Sean Bloch

Personal information
- Born: 16 December 1973 (age 52) South Africa

= Sean Bloch =

South African cyclist (born 1973)

Sean Bloch (born 16 December 1973) is a South African former Olympic cyclist.

==Early life==
Bloch was born in South Africa, and is Jewish. He is the older brother of Olympian cyclist Garen Bloch of South Africa.

==Cycling career==
Bloch won 12 South African national titles, and held South African national cycling records in the 500-m individual time trial (junior and senior), 1000-m individual time trial (senior), flying 200-m time trial (senior), and individual pursuit (junior).

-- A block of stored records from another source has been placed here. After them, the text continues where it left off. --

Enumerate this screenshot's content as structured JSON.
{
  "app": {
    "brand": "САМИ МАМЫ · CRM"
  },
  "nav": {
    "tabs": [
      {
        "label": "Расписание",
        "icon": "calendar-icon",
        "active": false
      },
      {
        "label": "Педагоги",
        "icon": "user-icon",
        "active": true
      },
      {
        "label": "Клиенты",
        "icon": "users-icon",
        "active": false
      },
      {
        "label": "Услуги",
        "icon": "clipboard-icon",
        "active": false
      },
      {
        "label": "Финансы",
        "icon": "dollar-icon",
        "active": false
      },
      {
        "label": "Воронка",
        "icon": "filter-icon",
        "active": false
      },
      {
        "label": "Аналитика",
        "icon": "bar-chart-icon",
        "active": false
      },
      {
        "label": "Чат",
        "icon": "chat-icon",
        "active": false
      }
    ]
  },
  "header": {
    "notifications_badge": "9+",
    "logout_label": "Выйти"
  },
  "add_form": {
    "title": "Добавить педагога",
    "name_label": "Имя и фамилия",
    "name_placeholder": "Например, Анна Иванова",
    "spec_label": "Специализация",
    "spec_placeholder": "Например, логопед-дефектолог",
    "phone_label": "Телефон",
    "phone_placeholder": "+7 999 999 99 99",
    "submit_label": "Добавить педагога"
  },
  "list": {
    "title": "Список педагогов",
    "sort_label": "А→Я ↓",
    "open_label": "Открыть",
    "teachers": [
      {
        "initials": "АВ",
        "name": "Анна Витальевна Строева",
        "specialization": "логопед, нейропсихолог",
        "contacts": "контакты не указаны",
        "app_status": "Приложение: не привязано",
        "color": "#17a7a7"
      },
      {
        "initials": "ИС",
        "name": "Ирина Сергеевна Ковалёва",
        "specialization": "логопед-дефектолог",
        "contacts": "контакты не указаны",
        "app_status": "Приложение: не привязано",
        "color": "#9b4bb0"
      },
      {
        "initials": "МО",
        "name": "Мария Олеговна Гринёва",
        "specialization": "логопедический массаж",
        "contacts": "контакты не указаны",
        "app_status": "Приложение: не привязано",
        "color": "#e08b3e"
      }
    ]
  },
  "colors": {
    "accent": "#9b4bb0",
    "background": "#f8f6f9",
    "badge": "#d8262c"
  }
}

He competed in two cycling events for Team South Africa at the 1992 Summer Olympics in Barcelona, at the age of 18. In the individual time trial event he finished in 26th place with a time of 1:10.145, and in the individual sprint event he finished 22nd in the preliminaries with a time of 12.186, lost to Frederic Magne of France in the second round, and was eliminated by Ainārs Ķiksis of Latvia in his consolation race.

He was Team Australia’s cycling captain at the 2013 Maccabiah Games. He was then Team Australia's flag bearer and team captain at the 2017 Maccabiah Games, where he won a silver medal for South Africa in the Open-Cycling-ITT 21 km 40+ (M) with a time of 30:52.